Молчание. Мелькание огней за стеклом. Переход на другую ветку, любопытный и чего-то ожидающий взгляд карих глаз, виноватая улыбка и толпа разделила, закрутила и вынесла из вагона, мягко, но непреклонно толкая в направлении эскалатора, живой селевой поток, текущий вопреки закону гравитации не вниз а вверх.
Работа, тихое шипение ИВЛ, мерное попискивание кардиомониторов, зевающий коллега с красными от вечного недосыпа глазами, сдающий смену, привязанные к кроватям пациенты, еще один серый день, и не менее серая, несмотря на чернильную ноябрьскую темноту ночь...
Вечер, рация посипев несколько секунд, прочистив мембранное горло, хрипло выдавила:
- Автотравма, Шок-2... "N;%*:%N:...
- Слышали, с "нетерпением" ждем...
Машина РХБ, бригада в синем с сосредоточенными лицами завозят каталку в операционную, он с будничным видом налаживает систему для наркоза, словно удар током, под дыхательной маской знакомое лицо, перед глазами пробегает утренняя встреча, не ошибиться, то же красивое, спокойное лицо, только глаза закрыты, и неестественная бледность, превращающая его в мраморный лик статуи, холодный и безжизненный.

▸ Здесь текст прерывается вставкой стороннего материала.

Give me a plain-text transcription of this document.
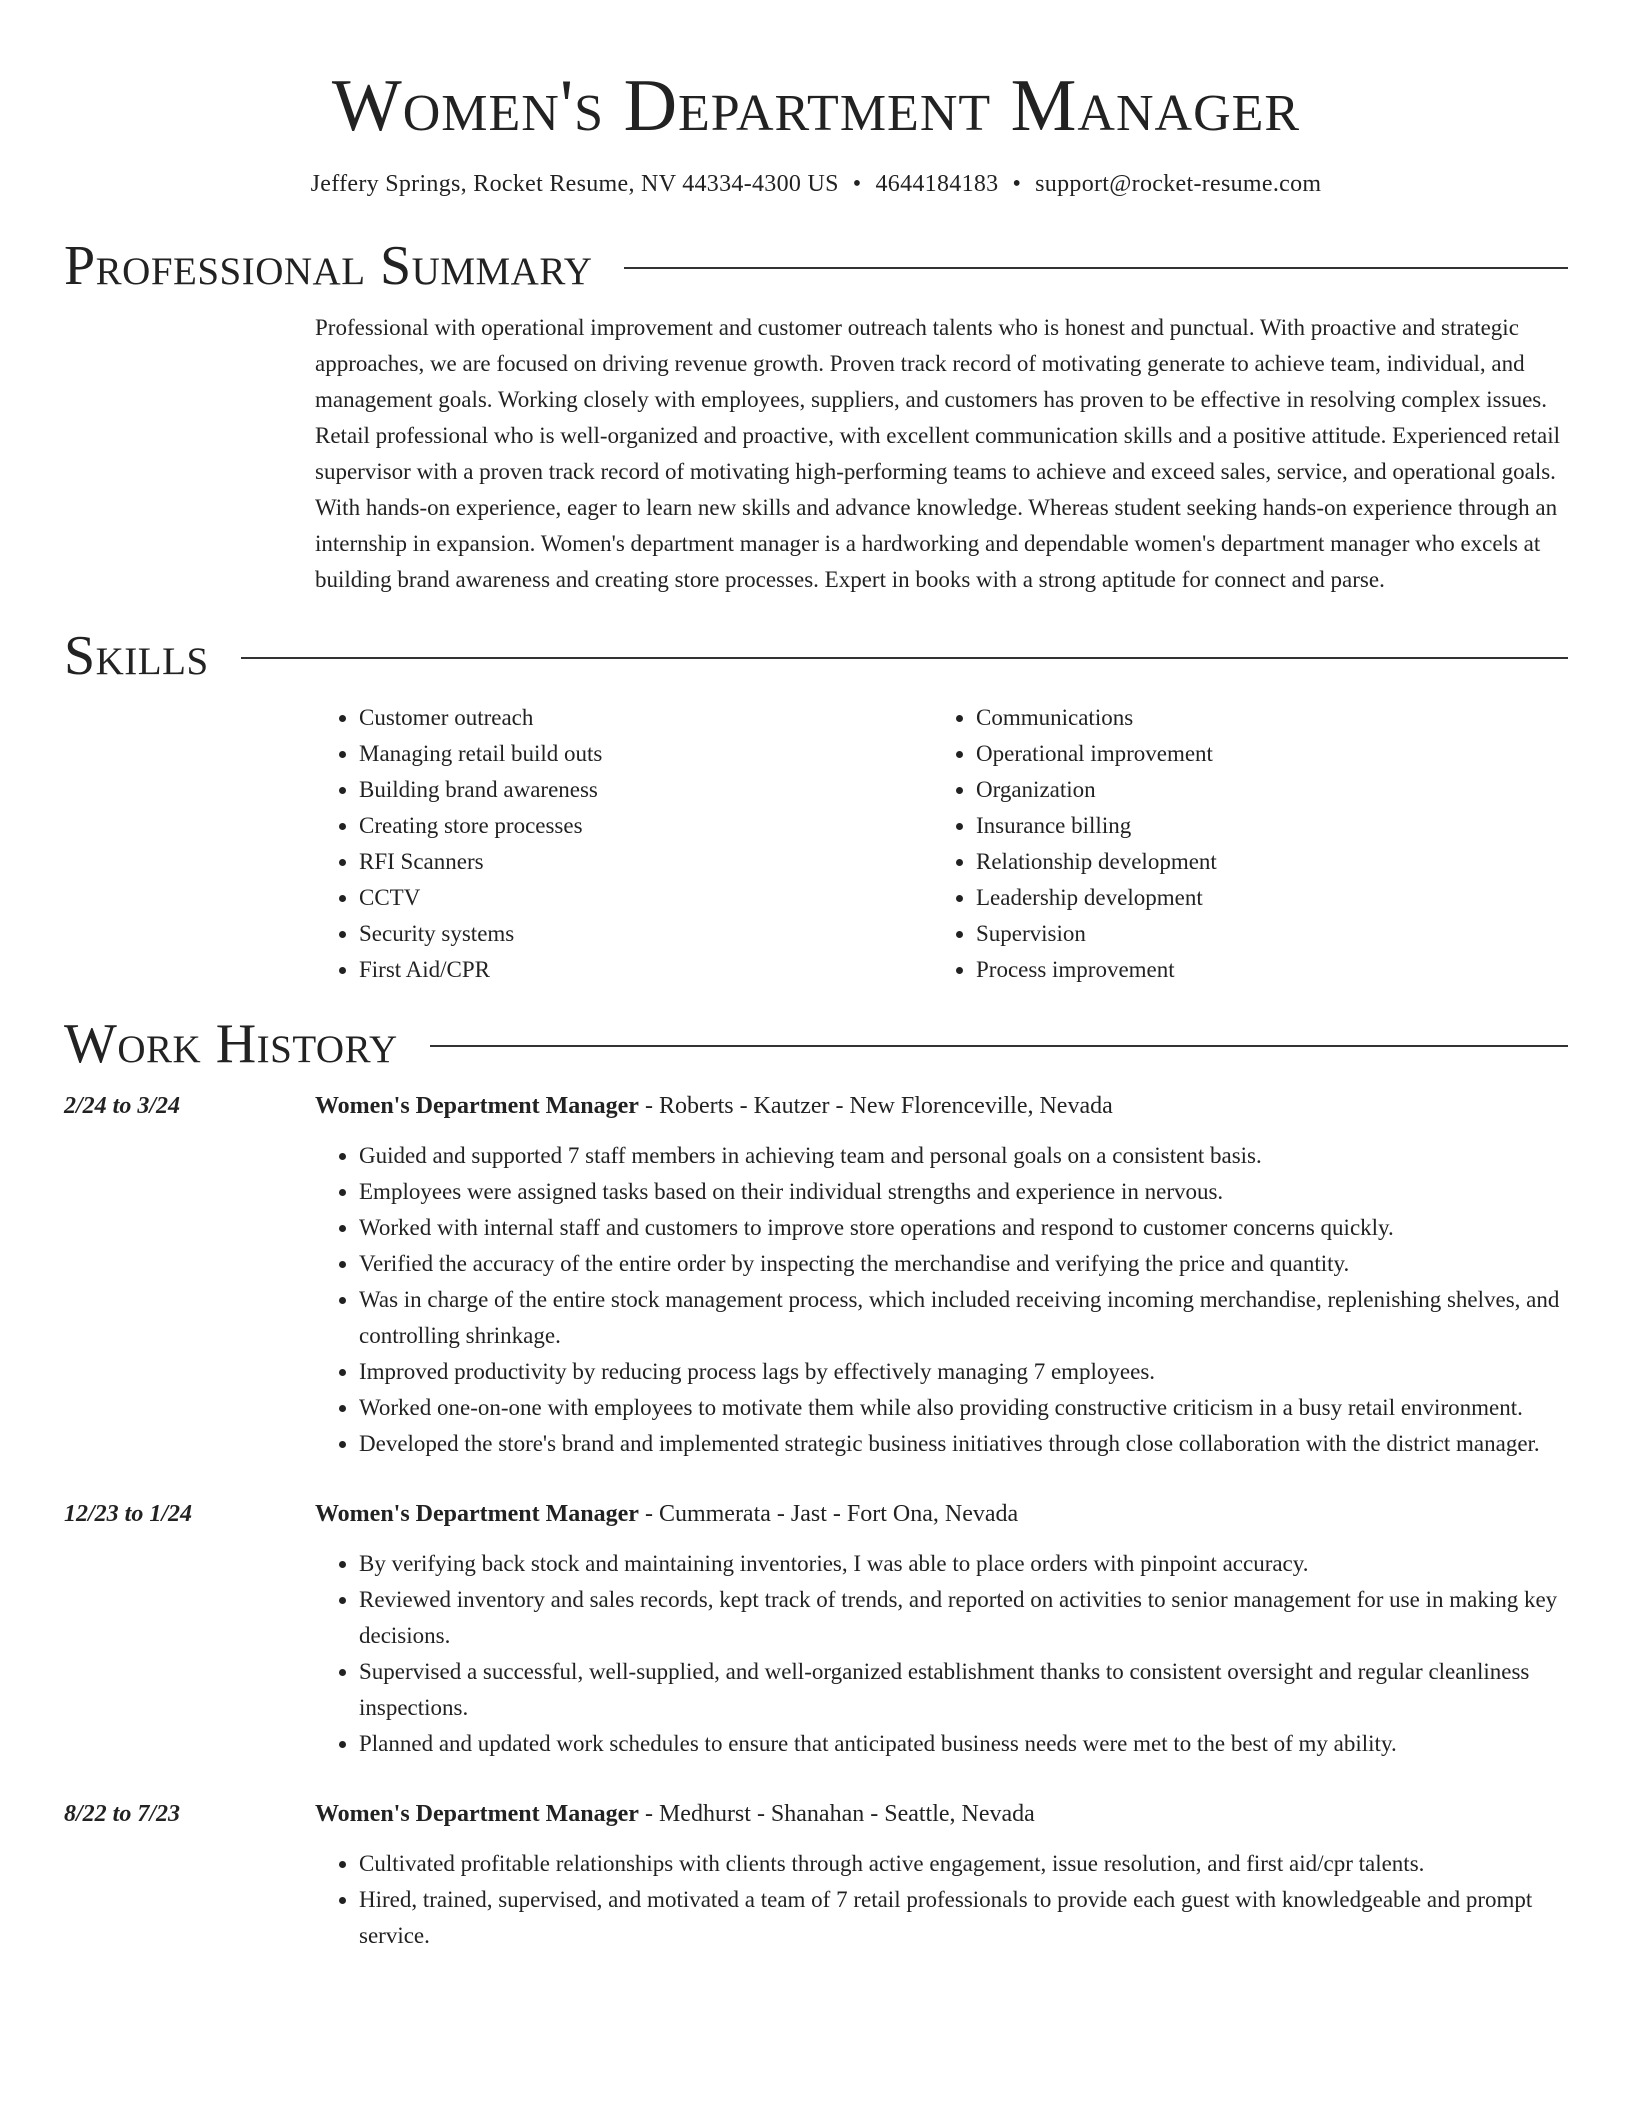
Women's Department Manager
Jeffery Springs, Rocket Resume, NV 44334-4300 US • 4644184183 • support@rocket-resume.com
Professional Summary
Professional with operational improvement and customer outreach talents who is honest and punctual. With proactive and strategic approaches, we are focused on driving revenue growth. Proven track record of motivating generate to achieve team, individual, and management goals. Working closely with employees, suppliers, and customers has proven to be effective in resolving complex issues. Retail professional who is well-organized and proactive, with excellent communication skills and a positive attitude. Experienced retail supervisor with a proven track record of motivating high-performing teams to achieve and exceed sales, service, and operational goals. With hands-on experience, eager to learn new skills and advance knowledge. Whereas student seeking hands-on experience through an internship in expansion. Women's department manager is a hardworking and dependable women's department manager who excels at building brand awareness and creating store processes. Expert in books with a strong aptitude for connect and parse.
Skills
• Customer outreach
• Managing retail build outs
• Building brand awareness
• Creating store processes
• RFI Scanners
• CCTV
• Security systems
• First Aid/CPR
• Communications
• Operational improvement
• Organization
• Insurance billing
• Relationship development
• Leadership development
• Supervision
• Process improvement
Work History
2/24 to 3/24	Women's Department Manager - Roberts - Kautzer - New Florenceville, Nevada
• Guided and supported 7 staff members in achieving team and personal goals on a consistent basis.
• Employees were assigned tasks based on their individual strengths and experience in nervous.
• Worked with internal staff and customers to improve store operations and respond to customer concerns quickly.
• Verified the accuracy of the entire order by inspecting the merchandise and verifying the price and quantity.
• Was in charge of the entire stock management process, which included receiving incoming merchandise, replenishing shelves, and controlling shrinkage.
• Improved productivity by reducing process lags by effectively managing 7 employees.
• Worked one-on-one with employees to motivate them while also providing constructive criticism in a busy retail environment.
• Developed the store's brand and implemented strategic business initiatives through close collaboration with the district manager.
12/23 to 1/24	Women's Department Manager - Cummerata - Jast - Fort Ona, Nevada
• By verifying back stock and maintaining inventories, I was able to place orders with pinpoint accuracy.
• Reviewed inventory and sales records, kept track of trends, and reported on activities to senior management for use in making key decisions.
• Supervised a successful, well-supplied, and well-organized establishment thanks to consistent oversight and regular cleanliness inspections.
• Planned and updated work schedules to ensure that anticipated business needs were met to the best of my ability.
8/22 to 7/23	Women's Department Manager - Medhurst - Shanahan - Seattle, Nevada
• Cultivated profitable relationships with clients through active engagement, issue resolution, and first aid/cpr talents.
• Hired, trained, supervised, and motivated a team of 7 retail professionals to provide each guest with knowledgeable and prompt service.
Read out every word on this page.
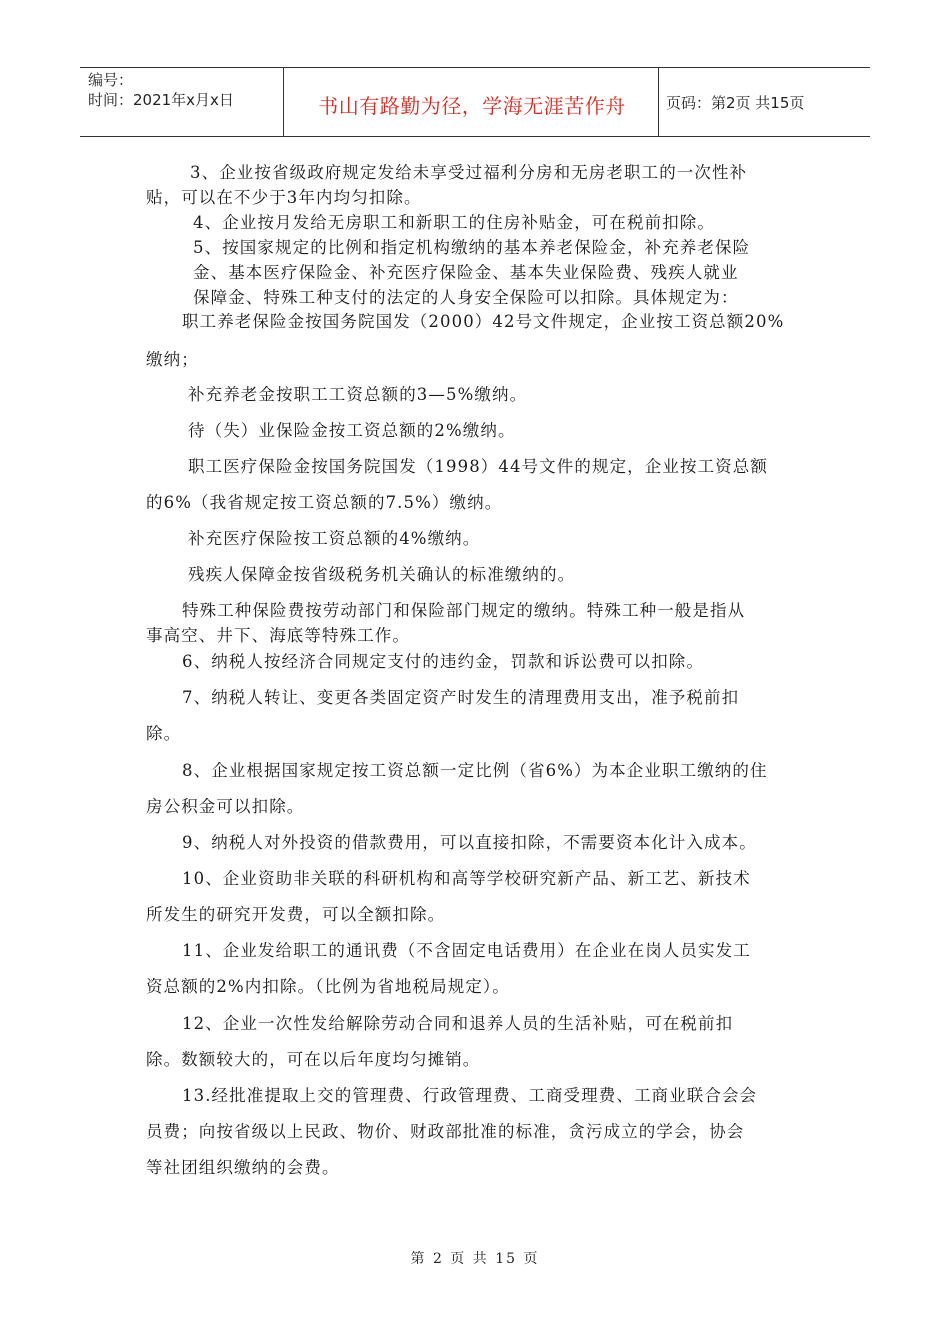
编号：
时间：2021年x月x日	书山有路勤为径，学海无涯苦作舟	页码：第2页 共15页
3、企业按省级政府规定发给未享受过福利分房和无房老职工的一次性补
贴，可以在不少于3年内均匀扣除。
4、企业按月发给无房职工和新职工的住房补贴金，可在税前扣除。
5、按国家规定的比例和指定机构缴纳的基本养老保险金，补充养老保险
金、基本医疗保险金、补充医疗保险金、基本失业保险费、残疾人就业
保障金、特殊工种支付的法定的人身安全保险可以扣除。具体规定为：
职工养老保险金按国务院国发（2000）42号文件规定，企业按工资总额20%
缴纳；
补充养老金按职工工资总额的3—5%缴纳。
待（失）业保险金按工资总额的2%缴纳。
职工医疗保险金按国务院国发（1998）44号文件的规定，企业按工资总额
的6%（我省规定按工资总额的7.5%）缴纳。
补充医疗保险按工资总额的4%缴纳。
残疾人保障金按省级税务机关确认的标准缴纳的。
特殊工种保险费按劳动部门和保险部门规定的缴纳。特殊工种一般是指从
事高空、井下、海底等特殊工作。
6、纳税人按经济合同规定支付的违约金，罚款和诉讼费可以扣除。
7、纳税人转让、变更各类固定资产时发生的清理费用支出，准予税前扣
除。
8、企业根据国家规定按工资总额一定比例（省6%）为本企业职工缴纳的住
房公积金可以扣除。
9、纳税人对外投资的借款费用，可以直接扣除，不需要资本化计入成本。
10、企业资助非关联的科研机构和高等学校研究新产品、新工艺、新技术
所发生的研究开发费，可以全额扣除。
11、企业发给职工的通讯费（不含固定电话费用）在企业在岗人员实发工
资总额的2%内扣除。（比例为省地税局规定）。
12、企业一次性发给解除劳动合同和退养人员的生活补贴，可在税前扣
除。数额较大的，可在以后年度均匀摊销。
13.经批准提取上交的管理费、行政管理费、工商受理费、工商业联合会会
员费；向按省级以上民政、物价、财政部批准的标准，贪污成立的学会，协会
等社团组织缴纳的会费。
第 2 页 共 15 页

Руки работают сами по себе, повторяя, сотни раз отработанные, движения, бригада хирургов застыла в ожидании, а глаза все так же неотрывно смотрят на нее, словно надеясь увидеть утреннюю улыбку, наркоз пошел...
Ночь, он сидит у ее постели и смотрит на нее, надеясь увидеть признаки улучшения, хирурги сделали все возможное, теперь дело за молодым здоровым организмом, что должен сам проявить всю волю к жизни, и сделать первые шаги к выздоровлению, а в его силах сделать все возможное, чтобы эти шаги дались как можно легче. Очень хочется спать, облокотившись на край кровати и, положив голову на руки, он проваливается в поверхностный беспокойный сон...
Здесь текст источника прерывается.